Kinder Morgan (NYSE:KMI) is very popular with investors because it generates a boatload of cash flow each year due to the fee-based nature of the bulk of its asset base. Those fees provide tremendous strength amid the current stormy conditions of the energy market, evidenced by the relatively stable cash flow the company generated over the past two years. That said, as good as Kinder Morgan is, its Canadian rival, Enbridge (NYSE:ENB), is even better. Here's why investors should check out the Canadian energy infrastructure giant.
The transformational transaction
Enbridge recently announced that it was acquiring Spectra Energy (NYSE:SE) in an all-stock deal valued at $28 billion. Doing so will vault the pro forma company well past Kinder Morgan in size making it the largest energy infrastructure company in North America. More importantly, it will diversify Enbridge's earnings so that it will become much more balanced between liquids and natural gas, which will supply 49% and 47%, respectively, of EBITDA going forward. Contrast that with Kinder Morgan, where natural gas supplies 57% of EBITDA.
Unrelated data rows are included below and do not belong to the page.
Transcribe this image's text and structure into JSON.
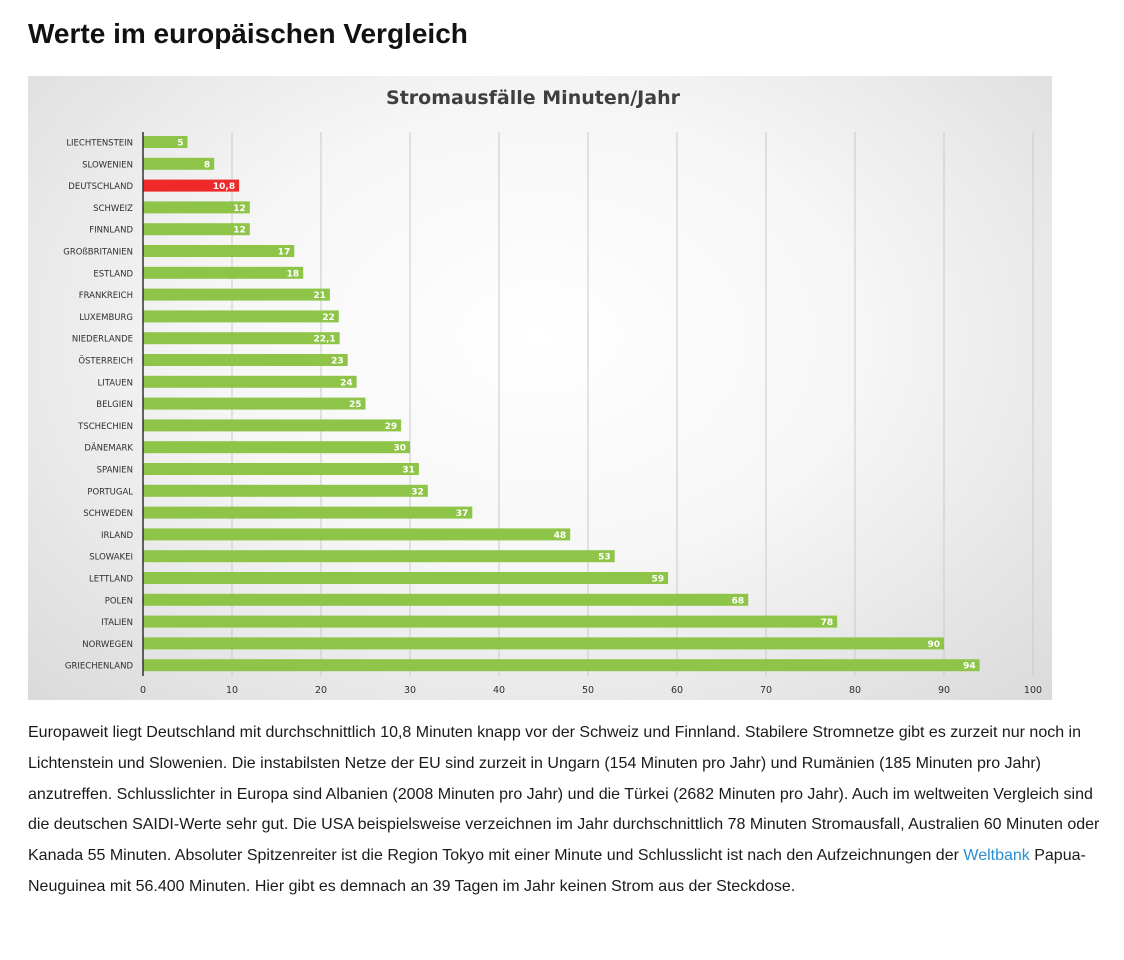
{
  "page": {
    "heading": "Werte im europäischen Vergleich"
  },
  "chart_data": {
    "type": "bar",
    "orientation": "horizontal",
    "title": "Stromausfälle Minuten/Jahr",
    "xlabel": "",
    "ylabel": "",
    "xlim": [
      0,
      100
    ],
    "x_ticks": [
      0,
      10,
      20,
      30,
      40,
      50,
      60,
      70,
      80,
      90,
      100
    ],
    "grid": true,
    "categories": [
      "LIECHTENSTEIN",
      "SLOWENIEN",
      "DEUTSCHLAND",
      "SCHWEIZ",
      "FINNLAND",
      "GROßBRITANIEN",
      "ESTLAND",
      "FRANKREICH",
      "LUXEMBURG",
      "NIEDERLANDE",
      "ÖSTERREICH",
      "LITAUEN",
      "BELGIEN",
      "TSCHECHIEN",
      "DÄNEMARK",
      "SPANIEN",
      "PORTUGAL",
      "SCHWEDEN",
      "IRLAND",
      "SLOWAKEI",
      "LETTLAND",
      "POLEN",
      "ITALIEN",
      "NORWEGEN",
      "GRIECHENLAND"
    ],
    "values": [
      5,
      8,
      10.8,
      12,
      12,
      17,
      18,
      21,
      22,
      22.1,
      23,
      24,
      25,
      29,
      30,
      31,
      32,
      37,
      48,
      53,
      59,
      68,
      78,
      90,
      94
    ],
    "value_labels": [
      "5",
      "8",
      "10,8",
      "12",
      "12",
      "17",
      "18",
      "21",
      "22",
      "22,1",
      "23",
      "24",
      "25",
      "29",
      "30",
      "31",
      "32",
      "37",
      "48",
      "53",
      "59",
      "68",
      "78",
      "90",
      "94"
    ],
    "highlight_index": 2,
    "colors": {
      "bar": "#8ec549",
      "highlight": "#ee2a2a",
      "grid": "#c9c9c9",
      "axis": "#333333",
      "title": "#3f3f3f",
      "label": "#2f2f2f"
    }
  },
  "article": {
    "paragraph_before_link": "Europaweit liegt Deutschland mit durchschnittlich 10,8 Minuten knapp vor der Schweiz und Finnland. Stabilere Stromnetze gibt es zurzeit nur noch in Lichtenstein und Slowenien. Die instabilsten Netze der EU sind zurzeit in Ungarn (154 Minuten pro Jahr) und Rumänien (185 Minuten pro Jahr) anzutreffen. Schlusslichter in Europa sind Albanien (2008 Minuten pro Jahr) und die Türkei (2682 Minuten pro Jahr). Auch im weltweiten Vergleich sind die deutschen SAIDI-Werte sehr gut. Die USA beispielsweise verzeichnen im Jahr durchschnittlich 78 Minuten Stromausfall, Australien 60 Minuten oder Kanada 55 Minuten. Absoluter Spitzenreiter ist die Region Tokyo mit einer Minute und Schlusslicht ist nach den Aufzeichnungen der ",
    "link_text": "Weltbank",
    "paragraph_after_link": " Papua-Neuguinea mit 56.400 Minuten. Hier gibt es demnach an 39 Tagen im Jahr keinen Strom aus der Steckdose.",
    "link_color": "#2a8fd0"
  }
}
Furthermore, 96% of the company's pro forma cash flow comes from stable cost-of-service, take-or-pay, or fee-based contracts. Contrast this with Kinder Morgan where fees support 91% of its cash flow. Meanwhile, less than 5% of Enbridge's cash flow has exposure to commodity prices, while 9% of Kinder Morgan's cash flow is either commodity-based or hedged cash flow. While Kinder Morgan's direct exposure is minor, it is one reason why its distributable cash flow per share declined from $2.14 last year to a projection of $2.10 in 2016.
What sets Enbridge apart is its unmatched growth. By combining its growth project backlog with Spectra Energy's, it boasts an industry-leading $20 billion in projects currently under development compared to $13.5 billion at Kinder Morgan. Enbridge intends to fund the bulk of the backlog through internally generated cash flow, planned asset monetizations, and joint venture contributions. Because of that, it foresees no need to access the equity market to complete its current project backlog.
Enbridge's backlog supports its projections that it will grow its available cash flow from operations by 12% to 14% through 2019. As a result, the company has high visibility to grow its dividend by 10% to 12% through 2024, including an anticipated 15% increase in 2017. Contrast this with Kinder Morgan, which cut its dividend 75% last year and plans to keep its payout flat until it gets its leverage under control. Based on current projections, dividend growth in 2017 is questionable.
In addition to the growth Enbridge already has in development, the company has another $37 billion of future projects to support continued expansion over the next decade. While these projects span all six Enbridge's segments, what differentiates it from Kinder Morgan is the growth potential of its renewable power segment. Not only does Enbridge currently have 1,800 MW of renewable generation capacity already in service, but it has nearly C$10 billion in growth projects under development. These projects consist of offshore wind farms in Europe, transmission lines, and other renewable developments. There's an enormous amount of growth potential in the renewable sector given the global shift away from fossil fuels, which gives Enbridge a nearly endless supply of opportunities in the years ahead.
Enbridge believes that its acquisition of Spectra Energy pushes it over the top to become the must own energy infrastructure stock in the sector. The numbers certainly stand out, with the largest in the group by size and the most growth potential both in the absolute value of its current project backlog as well as projections for double-digit cash flow and dividend growth for the next several years. Needless to say, investors who are interested in Kinder Morgan should check out what Enbridge has to offer.